Further paragraphs come after blank lines.
- Bullet points are okay, too
- Typically a hyphen or asterisk is used for the bullet,
preceded by a single space, with blank lines in
between, but conventions vary here
A key feature of the above is the one-line heading separated by a newline. Many writers on this topic also advise using the imperative present rather than the past – so “Fix ABC issue” rather than “Fixed ABC issue”.
Consistent good practice with regard to the commit message can improve the efficiency of our investigations and searches involving the commit messages, and will also encourages us to avoid SCM ‘sins’ like bundling logically-unrelated changes together in a single commit.
Commit messages and our ‘other’ tools
A very important topic is the integration of work in Git with other systems higher up in the tool stack. An obvious use case is where commits are associated with issues being tracked in a tool like Atlassian JIRA . It is then likely that part of our commit message policy is to include the ID of a relevant JIRA issue.
Atlassian has explored this area further with the concept of Atlassian Smart Commits. This makes it possible to embed commands into commit messages which can, for example, automatically transition a JIRA item when the commit is processed in the Atlassian tool suite.
We can greatly enhance the way we collaborate and document an evolving software asset by using code review tools like Gerrit Code Review or Atlassian Stash. In the case of Gerrit Code Review there is a 1:1 relationship between commits and review tickets, and the commit message itself forms part of the work to be reviewed.
A further good way of enforcing/automating policies with regard to commit messages is to use Git ‘hooks’ (small scripts which are triggered to run when specific events happen). These can be used to scan commit messages and if necessary block the commit process on the client and/or block the pushing of commits to a remote repo on the server side.
Be careful what you commit…
Having good policies in place for the content of commit messages is particularly important when you consider that git commit objects, including the message, become part of the immutable DAG (Directed Acyclic Graph) of Git’s database.
This means that rectifying a situation where historical commit messages have undesired content is far from trivial, and requires careful use of tools like git filter-branch to completely rebuild the DAG.
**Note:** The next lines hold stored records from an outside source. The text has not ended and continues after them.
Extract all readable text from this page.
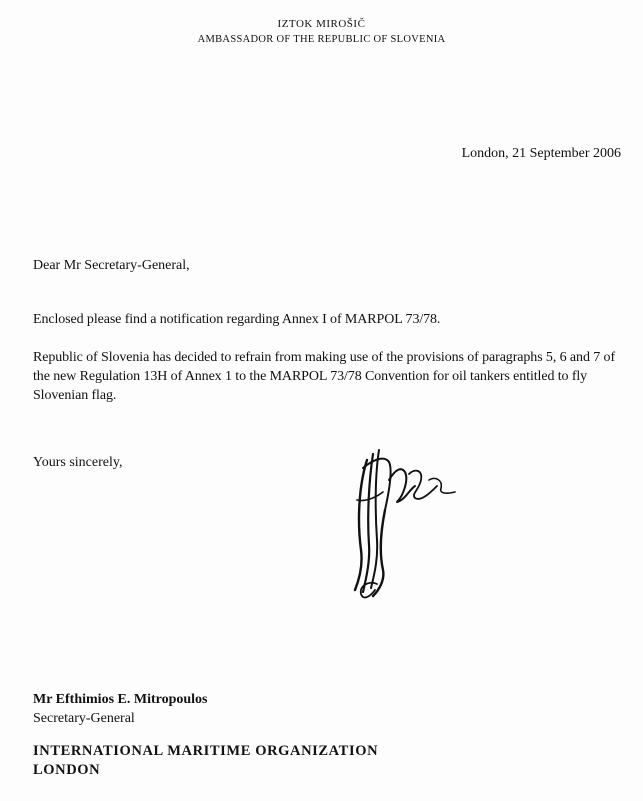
IZTOK MIROŠIČ
AMBASSADOR OF THE REPUBLIC OF SLOVENIA
London, 21 September 2006
Dear Mr Secretary-General,
Enclosed please find a notification regarding Annex I of MARPOL 73/78.
Republic of Slovenia has decided to refrain from making use of the provisions of paragraphs 5, 6 and 7 of the new Regulation 13H of Annex 1 to the MARPOL 73/78 Convention for oil tankers entitled to fly Slovenian flag.
Yours sincerely,
Mr Efthimios E. Mitropoulos
Secretary-General
INTERNATIONAL MARITIME ORGANIZATION
LONDON
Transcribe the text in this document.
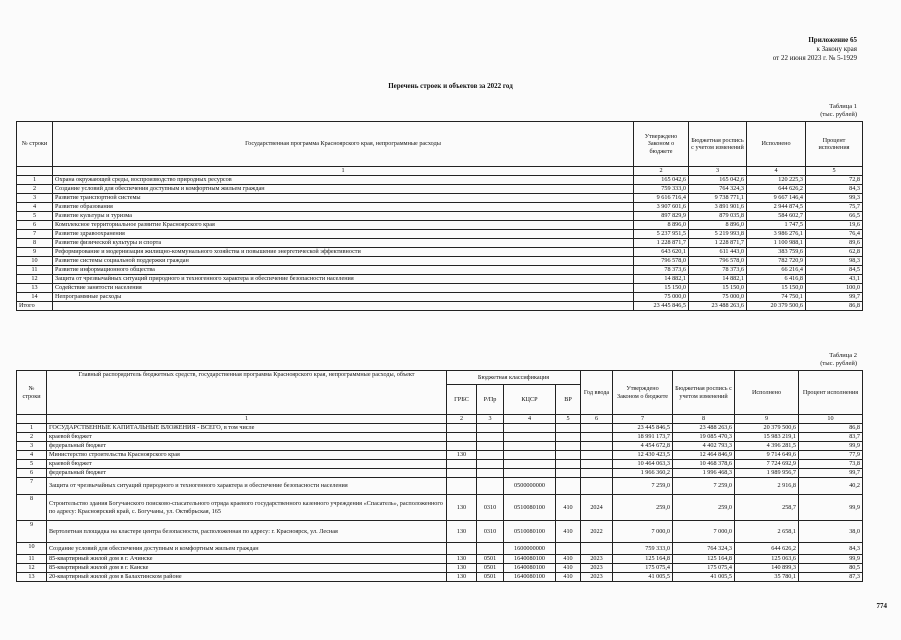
Приложение 65
к Закону края
от 22 июня 2023 г. № 5-1929
Перечень строек и объектов за 2022 год
Таблица 1
(тыс. рублей)
№ строки	Государственная программа Красноярского края, непрограммные расходы	Утверждено Законом о бюджете	Бюджетная роспись с учетом изменений	Исполнено	Процент исполнения
	1	2	3	4	5
1	Охрана окружающей среды, воспроизводство природных ресурсов	165 042,6	165 042,6	120 225,3	72,8
2	Создание условий для обеспечения доступным и комфортным жильем граждан	759 333,0	764 324,3	644 626,2	84,3
3	Развитие транспортной системы	9 616 716,4	9 738 771,1	9 667 146,4	99,3
4	Развитие образования	3 907 601,6	3 891 901,6	2 944 874,5	75,7
5	Развитие культуры и туризма	897 829,9	879 035,8	584 602,7	66,5
6	Комплексное территориальное развитие Красноярского края	8 896,0	8 896,0	1 747,5	19,6
7	Развитие здравоохранения	5 237 951,5	5 219 993,8	3 986 276,1	76,4
8	Развитие физической культуры и спорта	1 228 871,7	1 228 871,7	1 100 988,1	89,6
9	Реформирование и модернизация жилищно-коммунального хозяйства и повышение энергетической эффективности	643 620,1	611 443,0	383 759,6	62,8
10	Развитие системы социальной поддержки граждан	796 578,0	796 578,0	782 720,9	98,3
11	Развитие информационного общества	78 373,6	78 373,6	66 216,4	84,5
12	Защита от чрезвычайных ситуаций природного и техногенного характера и обеспечение безопасности населения	14 882,1	14 882,1	6 416,8	43,1
13	Содействие занятости населения	15 150,0	15 150,0	15 150,0	100,0
14	Непрограммные расходы	75 000,0	75 000,0	74 750,1	99,7
Итого		23 445 846,5	23 488 263,6	20 379 500,6	86,8
Таблица 2
(тыс. рублей)
№ строки	Главный распорядитель бюджетных средств, государственная программа Красноярского края, непрограммные расходы, объект	Бюджетная классификация				Год ввода	Утверждено Законом о бюджете	Бюджетная роспись с учетом изменений	Исполнено	Процент исполнения
		ГРБС	Р/Пр	КЦСР	ВР					
	1	2	3	4	5	6	7	8	9	10
1	ГОСУДАРСТВЕННЫЕ КАПИТАЛЬНЫЕ ВЛОЖЕНИЯ - ВСЕГО, в том числе						23 445 846,5	23 488 263,6	20 379 500,6	86,8
2	краевой бюджет						18 991 173,7	19 085 470,3	15 983 219,1	83,7
3	федеральный бюджет						4 454 672,8	4 402 793,3	4 396 281,5	99,9
4	Министерство строительства Красноярского края	130					12 430 423,5	12 464 846,9	9 714 649,6	77,9
5	краевой бюджет						10 464 063,3	10 468 378,6	7 724 692,9	73,8
6	федеральный бюджет						1 966 360,2	1 996 468,3	1 989 956,7	99,7
7	Защита от чрезвычайных ситуаций природного и техногенного характера и обеспечение безопасности населения			0500000000			7 259,0	7 259,0	2 916,8	40,2
8	Строительство здания Богучанского поисково-спасательного отряда краевого государственного казенного учреждения «Спасатель», расположенного по адресу: Красноярский край, с. Богучаны, ул. Октябрьская, 165	130	0310	0510080100	410	2024	259,0	259,0	258,7	99,9
9	Вертолетная площадка на кластере центра безопасности, расположенная по адресу: г. Красноярск, ул. Лесная	130	0310	0510080100	410	2022	7 000,0	7 000,0	2 658,1	38,0
10	Создание условий для обеспечения доступным и комфортным жильем граждан			1600000000			759 333,0	764 324,3	644 626,2	84,3
11	85-квартирный жилой дом в г. Ачинске	130	0501	1640080100	410	2023	125 164,8	125 164,8	125 063,6	99,9
12	85-квартирный жилой дом в г. Канске	130	0501	1640080100	410	2023	175 075,4	175 075,4	140 899,3	80,5
13	20-квартирный жилой дом в Балахтинском районе	130	0501	1640080100	410	2023	41 005,5	41 005,5	35 780,1	87,3
774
There is an interesting discussion of this topic in the Gitminutes episode with Roberto Tyley. The guest interviewee talks about cases where the git history of large in-house projects have had to be rebuilt to strip out sensitive information (emails, passwords) from all commit messages prior to the project becoming open-source and in the public domain, along with discussing the challenges inherent in this operation.
So given this potential difficulty of changing old commit messages, what happens if my commit and message for bugfix ABC turns out to be incorrect in some way, and I want that knowledge to be visible to future developers?
The Git ‘sticky note’…
Luckily, there is a lightweight solution. In cases where you need to associate some extra information with an old commit message, you can turn to git notes.
I can use this feature to add further information to a historical commit by typing:
git notes add
which will open the default editor. If I wish to add something else later I can use:
git notes append
I can also attribute different categories to my notes and configure Git to automatically push and fetch notes information to and from remote repositories.
A final thought
There we have our brief exploration of the Git commit message. There’s a lot more to the humble commit message than is immediately apparent – it’s definitely something that deserves some consideration.
So next time you find yourself typing:
git commit -m “misc changes to a bunch of files”
Just remember that future developers may have a frown on their face when they see it!